What’s it mean when the ADA says employees “currently” using illegal drugs have no grounds for a disability discrimination lawsuit if they are fired? This is a pretty important question for employers.

You’re not obliged to accommodate a “current user” — an addicted employee who’s still using. You may, however, have to accommodate someone who’s used drugs in the past but no longer does, or who’s in the process of quitting through rehab. (The ADA rules and your accommodation responsibilities are slightly different for alcoholics, because their drug of choice isn’t illegal.)

In the case of drug addictions, any duty to accommodate you may have turns on the definition of “current user.” And the ADA doesn’t give one.

The courts speak
In the absence of clarity in the law, the courts have stepped forward with their own interpretations. The latest of these has just come out, in a federal appeals court ruling on a Utah case.

A salesman with a packaging company tested positive for cocaine and marijuana and was fired. The company told him that if he could kick his habits, he could be rehired.

The salesman went into an inpatient rehab program that lasted a month. On his completion of the program, a counselor said he had a “guarded” chance of staying clean. The salesman reapplied, and the company said he could come back – but not at the same pay rate, and not calling on the same customers.

‘No fair!’
The salesman thought that wasn’t fair, and sued. He said he wasn’t a current drug user when the company refused to restore him to his old job conditions. In fact, he told the court, he’d been clean from the time he entered the rehab program all the way until his suit was heard five years later.

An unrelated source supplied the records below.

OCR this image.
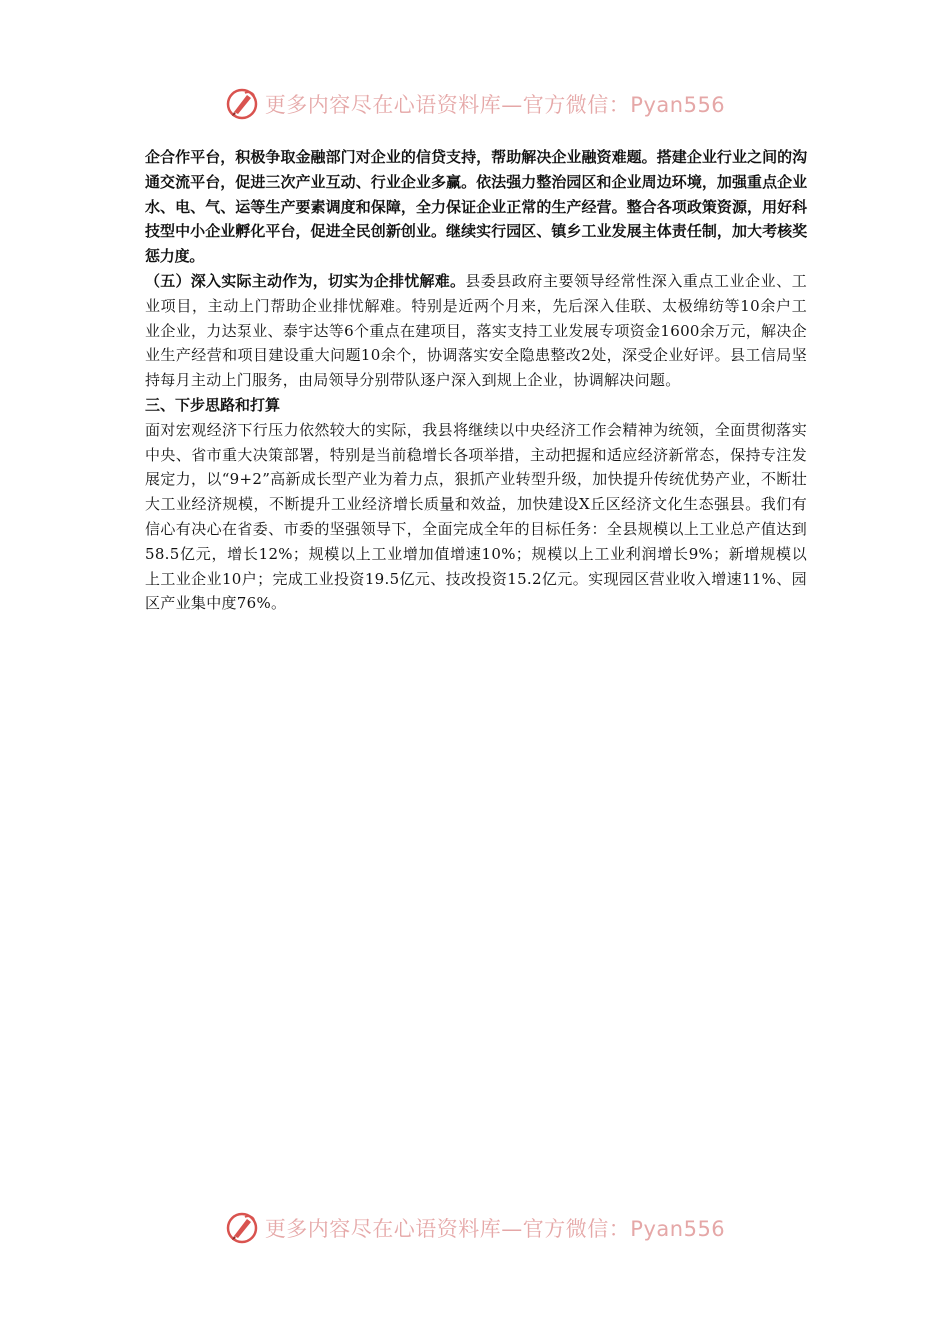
更多内容尽在心语资料库—官方微信：Pyan556

企合作平台，积极争取金融部门对企业的信贷支持，帮助解决企业融资难题。搭建企业行业之间的沟通交流平台，促进三次产业互动、行业企业多赢。依法强力整治园区和企业周边环境，加强重点企业水、电、气、运等生产要素调度和保障，全力保证企业正常的生产经营。整合各项政策资源，用好科技型中小企业孵化平台，促进全民创新创业。继续实行园区、镇乡工业发展主体责任制，加大考核奖惩力度。

（五）深入实际主动作为，切实为企排忧解难。县委县政府主要领导经常性深入重点工业企业、工业项目，主动上门帮助企业排忧解难。特别是近两个月来，先后深入佳联、太极绵纺等10余户工业企业，力达泵业、泰宇达等6个重点在建项目，落实支持工业发展专项资金1600余万元，解决企业生产经营和项目建设重大问题10余个，协调落实安全隐患整改2处，深受企业好评。县工信局坚持每月主动上门服务，由局领导分别带队逐户深入到规上企业，协调解决问题。

三、下步思路和打算

面对宏观经济下行压力依然较大的实际，我县将继续以中央经济工作会精神为统领，全面贯彻落实中央、省市重大决策部署，特别是当前稳增长各项举措，主动把握和适应经济新常态，保持专注发展定力，以“9+2”高新成长型产业为着力点，狠抓产业转型升级，加快提升传统优势产业，不断壮大工业经济规模，不断提升工业经济增长质量和效益，加快建设X丘区经济文化生态强县。我们有信心有决心在省委、市委的坚强领导下，全面完成全年的目标任务：全县规模以上工业总产值达到58.5亿元，增长12%；规模以上工业增加值增速10%；规模以上工业利润增长9%；新增规模以上工业企业10户；完成工业投资19.5亿元、技改投资15.2亿元。实现园区营业收入增速11%、园区产业集中度76%。

更多内容尽在心语资料库—官方微信：Pyan556
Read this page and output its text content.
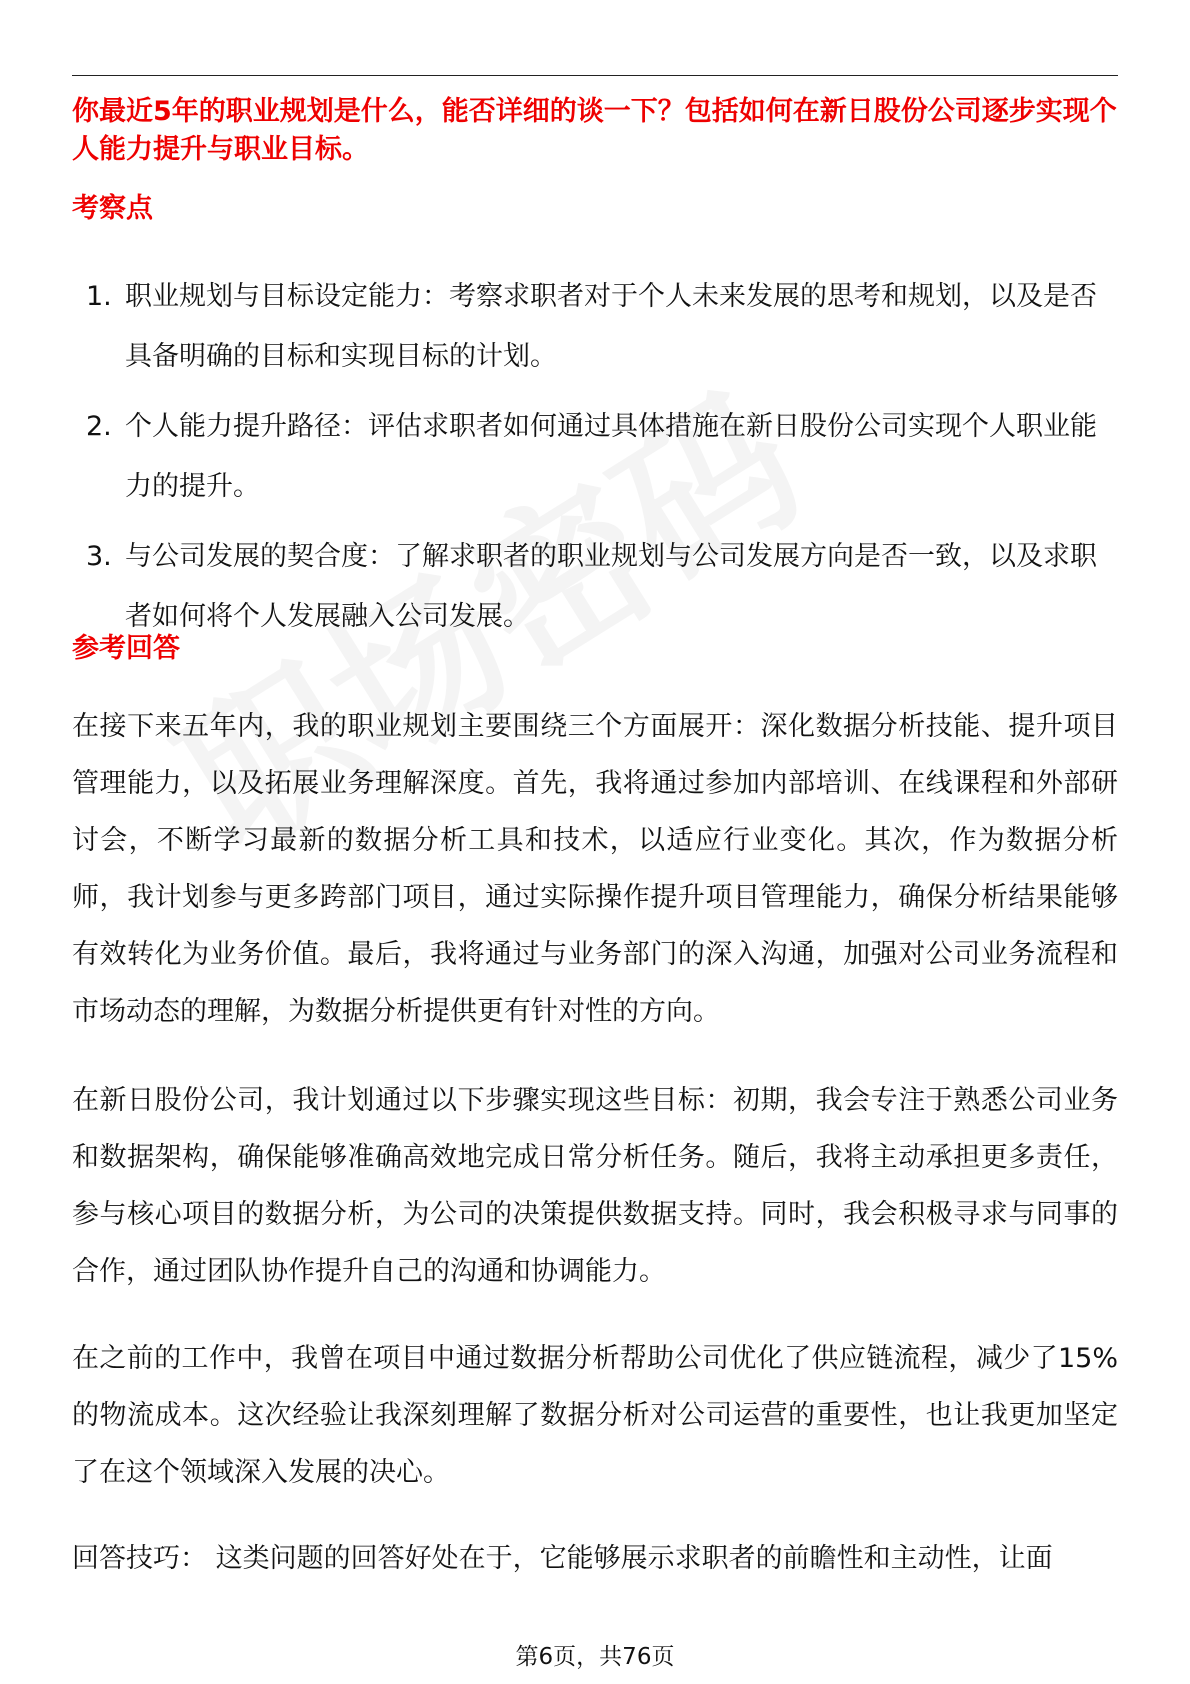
你最近5年的职业规划是什么，能否详细的谈一下？包括如何在新日股份公司逐步实现个人能力提升与职业目标。
考察点
1. 职业规划与目标设定能力：考察求职者对于个人未来发展的思考和规划，以及是否具备明确的目标和实现目标的计划。
2. 个人能力提升路径：评估求职者如何通过具体措施在新日股份公司实现个人职业能力的提升。
3. 与公司发展的契合度：了解求职者的职业规划与公司发展方向是否一致，以及求职者如何将个人发展融入公司发展。
参考回答

在接下来五年内，我的职业规划主要围绕三个方面展开：深化数据分析技能、提升项目管理能力，以及拓展业务理解深度。首先，我将通过参加内部培训、在线课程和外部研讨会，不断学习最新的数据分析工具和技术，以适应行业变化。其次，作为数据分析师，我计划参与更多跨部门项目，通过实际操作提升项目管理能力，确保分析结果能够有效转化为业务价值。最后，我将通过与业务部门的深入沟通，加强对公司业务流程和市场动态的理解，为数据分析提供更有针对性的方向。

在新日股份公司，我计划通过以下步骤实现这些目标：初期，我会专注于熟悉公司业务和数据架构，确保能够准确高效地完成日常分析任务。随后，我将主动承担更多责任，参与核心项目的数据分析，为公司的决策提供数据支持。同时，我会积极寻求与同事的合作，通过团队协作提升自己的沟通和协调能力。

在之前的工作中，我曾在项目中通过数据分析帮助公司优化了供应链流程，减少了15%的物流成本。这次经验让我深刻理解了数据分析对公司运营的重要性，也让我更加坚定了在这个领域深入发展的决心。

回答技巧： 这类问题的回答好处在于，它能够展示求职者的前瞻性和主动性，让面

第6页，共76页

So, he claimed, the company’s action amounted to discrimination because of his disability – drug dependency.

But the appeals court threw the salesman’s case out, and in doing so provided some much-needed guidance for employers facing similar situations.

No time limit
First, the court refused to give a specific number of weeks, or months that reforming drug users must abstain before they’re no longer considered “current” users. The point isn’t the absolute amount of time, the court said, “although certainly the longer an individual refrains from drug use, the more likely he or she will qualify for ADA protection.”

Instead, the court said the test of a current user is this: Has the person used drugs recently enough to give the employer a reasonable belief that the drug use is an ongoing problem?

The answer to that question will differ in each individual case. In the case of the Utah salesman, 30 days of rehab – which he finished with a “guarded” prognosis – wasn’t enough to earn him ADA protection as no longer being a current user.

The employer helped its case with testimony from an addiction specialist that someone like the salesman would need about three months of treatment to start to show significant improvement.

Cite: Mauerhan v. Wagner Corp., Nos. 09-4179/09-4185, 10th Cir., 4/19/11.